The good turn from them with horror—Are they not sin made manifest? The trembling hand of Alere fed them.

Because the boys bawl do you suppose they are happy? It is curious that people should associate noise with a full stomach. The shoeblack boys, the boys that are gathered into institutions and training ships, are expected to bawl and shout their loudest at the annual fêtes when visitors are present. Your bishops and deans forthwith feel assured that their lives are consequently joyous.

Why then do they set fire to training ships? Why do they break out of reformatory institutions? Bawling is not necessarily happiness.
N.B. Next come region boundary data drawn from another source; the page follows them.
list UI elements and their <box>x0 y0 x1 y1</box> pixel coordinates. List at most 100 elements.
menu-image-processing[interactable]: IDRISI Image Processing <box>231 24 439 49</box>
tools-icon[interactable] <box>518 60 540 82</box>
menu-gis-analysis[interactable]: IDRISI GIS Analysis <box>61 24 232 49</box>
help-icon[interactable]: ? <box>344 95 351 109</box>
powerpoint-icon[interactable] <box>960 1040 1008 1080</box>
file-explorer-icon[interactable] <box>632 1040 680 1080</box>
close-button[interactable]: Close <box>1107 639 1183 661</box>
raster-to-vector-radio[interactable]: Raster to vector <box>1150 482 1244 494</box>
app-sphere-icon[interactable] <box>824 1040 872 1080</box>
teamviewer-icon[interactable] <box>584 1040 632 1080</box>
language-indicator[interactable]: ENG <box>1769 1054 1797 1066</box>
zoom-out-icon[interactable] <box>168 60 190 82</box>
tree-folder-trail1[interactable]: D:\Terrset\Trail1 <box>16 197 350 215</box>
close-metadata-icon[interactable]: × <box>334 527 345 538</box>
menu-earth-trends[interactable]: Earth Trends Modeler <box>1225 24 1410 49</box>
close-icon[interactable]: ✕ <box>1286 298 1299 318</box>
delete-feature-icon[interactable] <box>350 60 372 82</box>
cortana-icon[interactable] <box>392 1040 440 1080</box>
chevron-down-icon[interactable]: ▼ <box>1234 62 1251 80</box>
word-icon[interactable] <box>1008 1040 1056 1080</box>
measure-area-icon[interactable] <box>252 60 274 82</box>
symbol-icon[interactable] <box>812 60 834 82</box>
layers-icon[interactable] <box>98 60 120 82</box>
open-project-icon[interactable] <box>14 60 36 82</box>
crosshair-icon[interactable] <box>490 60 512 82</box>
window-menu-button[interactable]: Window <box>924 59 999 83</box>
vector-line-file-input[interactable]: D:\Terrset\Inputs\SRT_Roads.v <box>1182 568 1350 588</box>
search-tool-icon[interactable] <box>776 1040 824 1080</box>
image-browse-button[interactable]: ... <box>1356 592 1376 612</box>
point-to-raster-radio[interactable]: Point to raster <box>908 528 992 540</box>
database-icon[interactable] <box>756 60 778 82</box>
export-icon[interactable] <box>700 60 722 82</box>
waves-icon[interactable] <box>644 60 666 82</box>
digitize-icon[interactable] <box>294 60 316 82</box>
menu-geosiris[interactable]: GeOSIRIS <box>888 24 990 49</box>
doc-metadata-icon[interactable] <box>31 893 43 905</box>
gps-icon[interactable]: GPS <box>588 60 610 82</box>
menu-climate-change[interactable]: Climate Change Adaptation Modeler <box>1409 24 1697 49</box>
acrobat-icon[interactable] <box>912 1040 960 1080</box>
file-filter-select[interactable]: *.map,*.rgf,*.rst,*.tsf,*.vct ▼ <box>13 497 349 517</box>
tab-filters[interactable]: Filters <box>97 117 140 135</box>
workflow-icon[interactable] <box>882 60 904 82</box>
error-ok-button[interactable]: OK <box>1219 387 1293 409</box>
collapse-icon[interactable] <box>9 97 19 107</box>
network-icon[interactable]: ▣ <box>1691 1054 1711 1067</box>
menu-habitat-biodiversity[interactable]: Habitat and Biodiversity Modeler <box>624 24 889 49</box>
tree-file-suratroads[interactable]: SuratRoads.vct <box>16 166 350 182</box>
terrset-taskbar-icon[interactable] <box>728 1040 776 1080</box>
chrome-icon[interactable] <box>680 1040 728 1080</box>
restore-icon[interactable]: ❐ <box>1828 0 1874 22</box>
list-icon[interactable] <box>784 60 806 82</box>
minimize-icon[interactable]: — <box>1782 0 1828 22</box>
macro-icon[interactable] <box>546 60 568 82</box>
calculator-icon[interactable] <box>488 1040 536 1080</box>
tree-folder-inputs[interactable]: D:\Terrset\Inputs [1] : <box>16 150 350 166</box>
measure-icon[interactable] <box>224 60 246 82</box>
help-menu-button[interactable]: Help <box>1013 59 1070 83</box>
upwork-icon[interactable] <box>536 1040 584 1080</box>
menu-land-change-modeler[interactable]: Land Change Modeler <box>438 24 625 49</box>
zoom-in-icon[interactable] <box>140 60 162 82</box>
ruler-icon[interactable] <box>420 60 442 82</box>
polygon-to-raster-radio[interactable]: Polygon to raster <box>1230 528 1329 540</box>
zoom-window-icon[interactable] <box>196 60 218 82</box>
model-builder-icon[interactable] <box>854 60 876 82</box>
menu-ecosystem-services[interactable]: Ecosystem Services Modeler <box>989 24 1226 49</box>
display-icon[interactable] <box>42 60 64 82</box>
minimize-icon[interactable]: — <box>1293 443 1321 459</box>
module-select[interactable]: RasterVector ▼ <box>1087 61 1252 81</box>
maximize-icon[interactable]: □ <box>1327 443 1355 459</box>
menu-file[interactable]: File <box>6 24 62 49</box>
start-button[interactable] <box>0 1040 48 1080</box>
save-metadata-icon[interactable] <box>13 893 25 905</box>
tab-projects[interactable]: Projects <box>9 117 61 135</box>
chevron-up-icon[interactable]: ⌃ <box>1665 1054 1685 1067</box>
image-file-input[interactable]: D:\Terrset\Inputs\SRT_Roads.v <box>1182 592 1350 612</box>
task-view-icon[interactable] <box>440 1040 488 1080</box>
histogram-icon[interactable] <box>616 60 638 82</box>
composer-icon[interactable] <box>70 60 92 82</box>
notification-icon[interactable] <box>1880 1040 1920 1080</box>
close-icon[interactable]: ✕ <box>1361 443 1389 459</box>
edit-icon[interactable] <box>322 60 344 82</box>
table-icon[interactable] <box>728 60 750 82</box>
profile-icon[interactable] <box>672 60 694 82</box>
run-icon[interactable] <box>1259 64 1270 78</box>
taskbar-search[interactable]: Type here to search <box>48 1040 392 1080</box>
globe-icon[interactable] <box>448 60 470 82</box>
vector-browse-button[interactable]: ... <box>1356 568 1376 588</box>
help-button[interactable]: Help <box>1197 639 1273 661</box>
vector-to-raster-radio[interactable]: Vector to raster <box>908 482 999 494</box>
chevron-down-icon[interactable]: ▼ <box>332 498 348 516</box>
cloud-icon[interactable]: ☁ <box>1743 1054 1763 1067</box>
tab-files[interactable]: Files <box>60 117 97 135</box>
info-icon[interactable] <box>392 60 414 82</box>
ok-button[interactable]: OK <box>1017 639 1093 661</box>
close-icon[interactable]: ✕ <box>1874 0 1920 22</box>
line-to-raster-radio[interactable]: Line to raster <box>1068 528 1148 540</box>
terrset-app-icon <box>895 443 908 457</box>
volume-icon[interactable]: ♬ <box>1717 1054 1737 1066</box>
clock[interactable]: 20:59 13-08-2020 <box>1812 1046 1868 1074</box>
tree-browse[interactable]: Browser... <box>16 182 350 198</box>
Yet fatuous fools are content if only they can hear a good uproar of bawling.

I have never walked up Fleet Street and the Strand yet without seeing a starving woman and child. The children are indeed dreadful; they run unguarded and unwatched out of the side courts into the broader and more lively Strand—the ceaseless world pushes past—they play on the pavement unregarded. Hatless, shoeless, bound about with rags, their faces white and scarred with nameless disease, their eyes bleared, their hair dirty; little things, such as in happy homes are sometimes set on the table to see how they look.

How can people pass without seeing them?

Alere saw them, and his hand went to his waistcoat pocket.

The rich folk round about this great Babylon of Misery, where cruel Want sits on the Seven Hills—make a cartoon of that!—the rich folk who receive hundreds on the turn of a stock, who go to the Bank of England on dividend days—how easily the well-oiled doors swing open for them!—who dwell in ease and luxury at Sydenham, at Norwood, at Surbiton, at Streatham, at Brighton, at Seven-oaks, wherever there is pure air, have distinguished themselves lately in the giving of alms, ordained by the Lord whom they kneel before each Sunday, clad in silk, scarlet, and fine linen, in their cushioned pews.

They have established Homes for Lost Dogs and Homes for Lost Cats, neither of which are such nuisances as human beings.